POUR L’INCONNU
Laetitia Bischoff
Il est mort et beau, avisé de son sort par une couture bleue à la gorge. Il semble blanchi de tout acte de vie par une coiffe de drap pâle. On ne voit guère ses yeux enfouis dans l’ombre, il dort ainsi. On croirait sentir son souffle en s’approchant du tirage photographique. Il est pourtant froid et si tiède de sentiment. Sa tête s’incline, puis la mienne aussi. Je singe sa pose, comme pour me coucher auprès de lui. Une enveloppe noire porte sa silhouette, le premier plan est totalement sien, il va sortir de l’image, et puis non. Il a cette ligne de points de suture qui le traverse du menton au poitrail ou inversement. Sa bouche et ses narines plongent vers la gauche, serait-ce une moue, de contentement, de paix? Il rêve, n’est-ce pas, lui qui a fini sa guerre.

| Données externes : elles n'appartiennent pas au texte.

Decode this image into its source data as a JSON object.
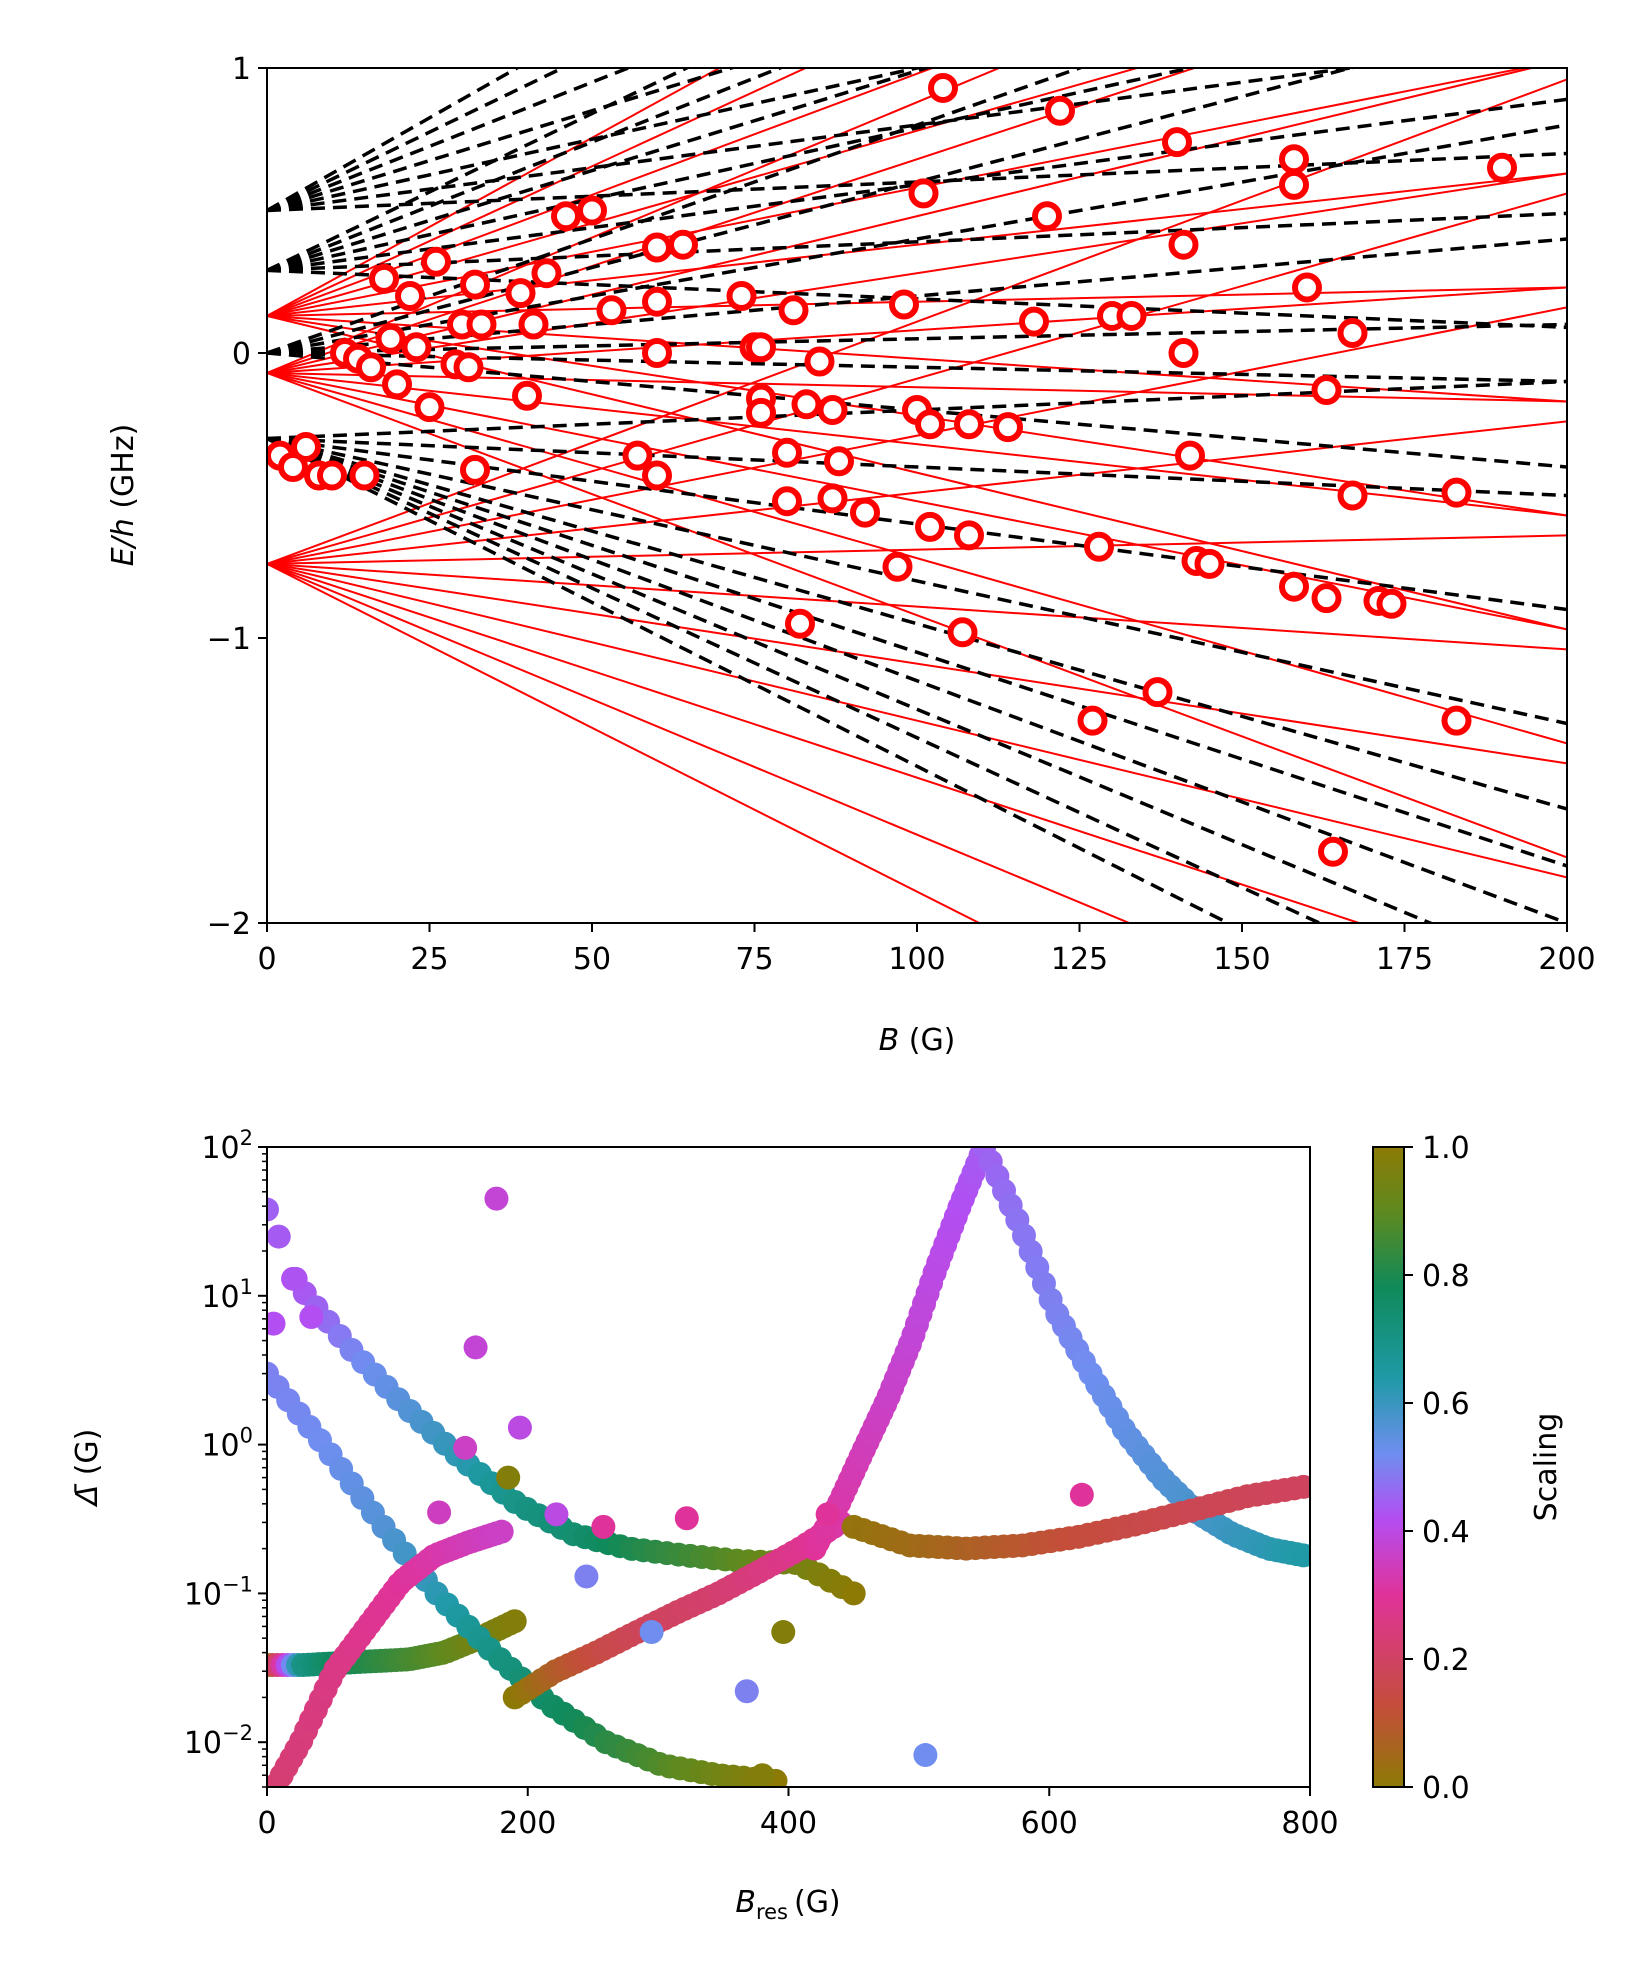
{
  "colors": {
    "level_line": "#ff0000",
    "reference_line": "#000000",
    "resonance_marker_edge": "#ff0000",
    "resonance_marker_fill": "#ffffff",
    "colormap_stops": [
      "#8c7a05",
      "#c44e3a",
      "#e0339a",
      "#b34ef2",
      "#6f8ef0",
      "#1f9aa6",
      "#0f8a5a",
      "#5f8a1f",
      "#8c7a05"
    ]
  },
  "chart_data": [
    {
      "type": "line",
      "title": "",
      "xlabel_italic": "B",
      "xlabel_unit": "(G)",
      "ylabel_italic": "E/h",
      "ylabel_unit": "(GHz)",
      "xlim": [
        0,
        200
      ],
      "ylim": [
        -2,
        1
      ],
      "xticks": [
        "0",
        "25",
        "50",
        "75",
        "100",
        "125",
        "150",
        "175",
        "200"
      ],
      "yticks": [
        "1",
        "0",
        "−1",
        "−2"
      ],
      "ytick_values": [
        1,
        0,
        -1,
        -2
      ],
      "red_levels_zero_field_energies": [
        0.13,
        -0.07,
        -0.74
      ],
      "red_levels": [
        {
          "E0": 0.13,
          "slopes": [
            0.0125,
            0.0105,
            0.0085,
            0.0065,
            0.0045,
            0.0025,
            0.0005,
            -0.0015,
            -0.0035,
            -0.0055
          ]
        },
        {
          "E0": -0.07,
          "slopes": [
            0.0095,
            0.0075,
            0.0055,
            0.0035,
            0.0015,
            -0.0005,
            -0.0025,
            -0.0045,
            -0.0065,
            -0.0085
          ]
        },
        {
          "E0": -0.74,
          "slopes": [
            0.0085,
            0.0065,
            0.0045,
            0.0025,
            0.0005,
            -0.0015,
            -0.0035,
            -0.0055,
            -0.0075,
            -0.0095,
            -0.0115
          ]
        }
      ],
      "black_levels": [
        {
          "E0": 0.5,
          "slopes": [
            0.013,
            0.011,
            0.009,
            0.007,
            0.005,
            0.003,
            0.001
          ]
        },
        {
          "E0": 0.29,
          "slopes": [
            0.011,
            0.009,
            0.007,
            0.005,
            0.003,
            0.001,
            -0.001
          ]
        },
        {
          "E0": 0.0,
          "slopes": [
            0.008,
            0.006,
            0.004,
            0.002,
            0.0005,
            -0.0005,
            -0.002
          ]
        },
        {
          "E0": -0.3,
          "slopes": [
            0.001,
            -0.001,
            -0.003,
            -0.005,
            -0.0065,
            -0.0075,
            -0.0085,
            -0.0095,
            -0.0105,
            -0.0115
          ]
        }
      ],
      "resonances": [
        [
          104,
          0.93
        ],
        [
          122,
          0.85
        ],
        [
          140,
          0.74
        ],
        [
          158,
          0.68
        ],
        [
          190,
          0.65
        ],
        [
          101,
          0.56
        ],
        [
          158,
          0.59
        ],
        [
          46,
          0.48
        ],
        [
          50,
          0.5
        ],
        [
          120,
          0.48
        ],
        [
          60,
          0.37
        ],
        [
          64,
          0.38
        ],
        [
          141,
          0.38
        ],
        [
          26,
          0.32
        ],
        [
          43,
          0.28
        ],
        [
          18,
          0.26
        ],
        [
          32,
          0.24
        ],
        [
          160,
          0.23
        ],
        [
          22,
          0.2
        ],
        [
          39,
          0.21
        ],
        [
          73,
          0.2
        ],
        [
          98,
          0.17
        ],
        [
          60,
          0.18
        ],
        [
          81,
          0.15
        ],
        [
          53,
          0.15
        ],
        [
          118,
          0.11
        ],
        [
          130,
          0.13
        ],
        [
          133,
          0.13
        ],
        [
          30,
          0.1
        ],
        [
          33,
          0.1
        ],
        [
          41,
          0.1
        ],
        [
          167,
          0.07
        ],
        [
          19,
          0.05
        ],
        [
          12,
          0.0
        ],
        [
          23,
          0.02
        ],
        [
          75,
          0.02
        ],
        [
          76,
          0.02
        ],
        [
          60,
          0.0
        ],
        [
          141,
          0.0
        ],
        [
          14,
          -0.02
        ],
        [
          16,
          -0.05
        ],
        [
          29,
          -0.04
        ],
        [
          31,
          -0.05
        ],
        [
          85,
          -0.03
        ],
        [
          20,
          -0.11
        ],
        [
          40,
          -0.15
        ],
        [
          163,
          -0.13
        ],
        [
          25,
          -0.19
        ],
        [
          76,
          -0.16
        ],
        [
          76,
          -0.21
        ],
        [
          83,
          -0.18
        ],
        [
          87,
          -0.2
        ],
        [
          100,
          -0.2
        ],
        [
          102,
          -0.25
        ],
        [
          108,
          -0.25
        ],
        [
          114,
          -0.26
        ],
        [
          6,
          -0.33
        ],
        [
          2,
          -0.36
        ],
        [
          57,
          -0.36
        ],
        [
          80,
          -0.35
        ],
        [
          88,
          -0.38
        ],
        [
          142,
          -0.36
        ],
        [
          4,
          -0.4
        ],
        [
          8,
          -0.43
        ],
        [
          10,
          -0.43
        ],
        [
          15,
          -0.43
        ],
        [
          32,
          -0.41
        ],
        [
          60,
          -0.43
        ],
        [
          80,
          -0.52
        ],
        [
          87,
          -0.51
        ],
        [
          92,
          -0.56
        ],
        [
          102,
          -0.61
        ],
        [
          108,
          -0.64
        ],
        [
          128,
          -0.68
        ],
        [
          143,
          -0.73
        ],
        [
          145,
          -0.74
        ],
        [
          97,
          -0.75
        ],
        [
          158,
          -0.82
        ],
        [
          163,
          -0.86
        ],
        [
          171,
          -0.87
        ],
        [
          173,
          -0.88
        ],
        [
          183,
          -0.49
        ],
        [
          167,
          -0.5
        ],
        [
          82,
          -0.95
        ],
        [
          107,
          -0.98
        ],
        [
          137,
          -1.19
        ],
        [
          127,
          -1.29
        ],
        [
          183,
          -1.29
        ],
        [
          164,
          -1.75
        ]
      ]
    },
    {
      "type": "scatter",
      "title": "",
      "xlabel_italic": "B",
      "xlabel_subscript": "res",
      "xlabel_unit": "(G)",
      "ylabel_symbol": "Δ̄",
      "ylabel_unit": "(G)",
      "xlim": [
        0,
        800
      ],
      "ylim": [
        0.005,
        100
      ],
      "yscale": "log",
      "xticks": [
        "0",
        "200",
        "400",
        "600",
        "800"
      ],
      "ytick_decades": [
        {
          "base": "10",
          "exp": "2",
          "value": 100
        },
        {
          "base": "10",
          "exp": "1",
          "value": 10
        },
        {
          "base": "10",
          "exp": "0",
          "value": 1
        },
        {
          "base": "10",
          "exp": "−1",
          "value": 0.1
        },
        {
          "base": "10",
          "exp": "−2",
          "value": 0.01
        }
      ],
      "colorbar": {
        "label": "Scaling",
        "range": [
          0,
          1
        ],
        "ticks": [
          "1.0",
          "0.8",
          "0.6",
          "0.4",
          "0.2",
          "0.0"
        ],
        "tick_values": [
          1.0,
          0.8,
          0.6,
          0.4,
          0.2,
          0.0
        ]
      },
      "series": [
        {
          "name": "olive-teal plateau",
          "x_range": [
            0,
            190
          ],
          "delta": [
            0.033,
            0.033,
            0.034,
            0.035,
            0.036,
            0.04,
            0.05,
            0.065
          ],
          "scaling": [
            0.02,
            0.7,
            0.78,
            0.82,
            0.86,
            0.9,
            0.95,
            0.98
          ]
        },
        {
          "name": "blue descending to green",
          "x_range": [
            0,
            390
          ],
          "delta": [
            3.0,
            1.0,
            0.3,
            0.1,
            0.04,
            0.018,
            0.01,
            0.007,
            0.006,
            0.0055
          ],
          "scaling": [
            0.5,
            0.52,
            0.56,
            0.62,
            0.7,
            0.76,
            0.82,
            0.88,
            0.94,
            1.0
          ]
        },
        {
          "name": "purple-teal main curve",
          "x_range": [
            20,
            450
          ],
          "delta": [
            13,
            4.5,
            1.8,
            0.8,
            0.4,
            0.25,
            0.2,
            0.18,
            0.165,
            0.16,
            0.1
          ],
          "scaling": [
            0.42,
            0.5,
            0.56,
            0.62,
            0.7,
            0.74,
            0.8,
            0.85,
            0.9,
            0.95,
            1.0
          ]
        },
        {
          "name": "pink rising",
          "x_range": [
            0,
            180
          ],
          "delta": [
            0.004,
            0.01,
            0.03,
            0.06,
            0.12,
            0.18,
            0.22,
            0.26
          ],
          "scaling": [
            0.22,
            0.24,
            0.26,
            0.28,
            0.3,
            0.32,
            0.34,
            0.36
          ]
        },
        {
          "name": "brown-pink rising",
          "x_range": [
            190,
            440
          ],
          "delta": [
            0.02,
            0.03,
            0.04,
            0.055,
            0.075,
            0.1,
            0.14,
            0.2,
            0.3
          ],
          "scaling": [
            0.0,
            0.08,
            0.14,
            0.18,
            0.2,
            0.22,
            0.25,
            0.28,
            0.32
          ]
        },
        {
          "name": "magenta peak",
          "x_range": [
            420,
            550
          ],
          "delta": [
            0.2,
            0.4,
            0.9,
            2.0,
            5.0,
            15,
            40,
            100
          ],
          "scaling": [
            0.3,
            0.32,
            0.34,
            0.36,
            0.38,
            0.4,
            0.42,
            0.44
          ]
        },
        {
          "name": "blue falling after peak",
          "x_range": [
            550,
            795
          ],
          "delta": [
            100,
            30,
            8,
            3,
            1.2,
            0.6,
            0.35,
            0.25,
            0.2,
            0.18
          ],
          "scaling": [
            0.45,
            0.48,
            0.5,
            0.52,
            0.54,
            0.56,
            0.58,
            0.6,
            0.62,
            0.64
          ]
        },
        {
          "name": "olive-red rising",
          "x_range": [
            450,
            795
          ],
          "delta": [
            0.28,
            0.21,
            0.2,
            0.21,
            0.24,
            0.29,
            0.36,
            0.45,
            0.52
          ],
          "scaling": [
            0.02,
            0.04,
            0.07,
            0.1,
            0.13,
            0.15,
            0.17,
            0.18,
            0.19
          ]
        },
        {
          "name": "scattered points",
          "x": [
            176,
            152,
            160,
            132,
            194,
            258,
            245,
            322,
            295,
            368,
            380,
            396,
            430,
            222,
            185,
            505,
            625,
            0,
            9,
            22,
            34,
            5
          ],
          "delta": [
            45,
            0.95,
            4.5,
            0.35,
            1.3,
            0.28,
            0.13,
            0.32,
            0.055,
            0.022,
            0.006,
            0.055,
            0.34,
            0.34,
            0.6,
            0.0082,
            0.46,
            38,
            25,
            13,
            7.2,
            6.5
          ],
          "scaling": [
            0.38,
            0.36,
            0.38,
            0.35,
            0.4,
            0.3,
            0.5,
            0.3,
            0.52,
            0.5,
            0.98,
            0.98,
            0.3,
            0.4,
            0.98,
            0.52,
            0.3,
            0.45,
            0.44,
            0.43,
            0.42,
            0.42
          ]
        }
      ]
    }
  ]
}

Le cadavre d’un inconnu est à la morgue, Andres Serrano et son appareil photographique le sont aussi. Nous sommes en 1992. Ce cadavre tient en lui plusieurs passés : celui de sa vie révolue, et puis celui des icônes choyées d’un drapé. Le passé, celui aussi dont l’absence de décor fait expirer le chant des églises jusque à la morgue. Voici une bascule photographique, depuis un corps, jusqu’ à son image : un saut par la mort.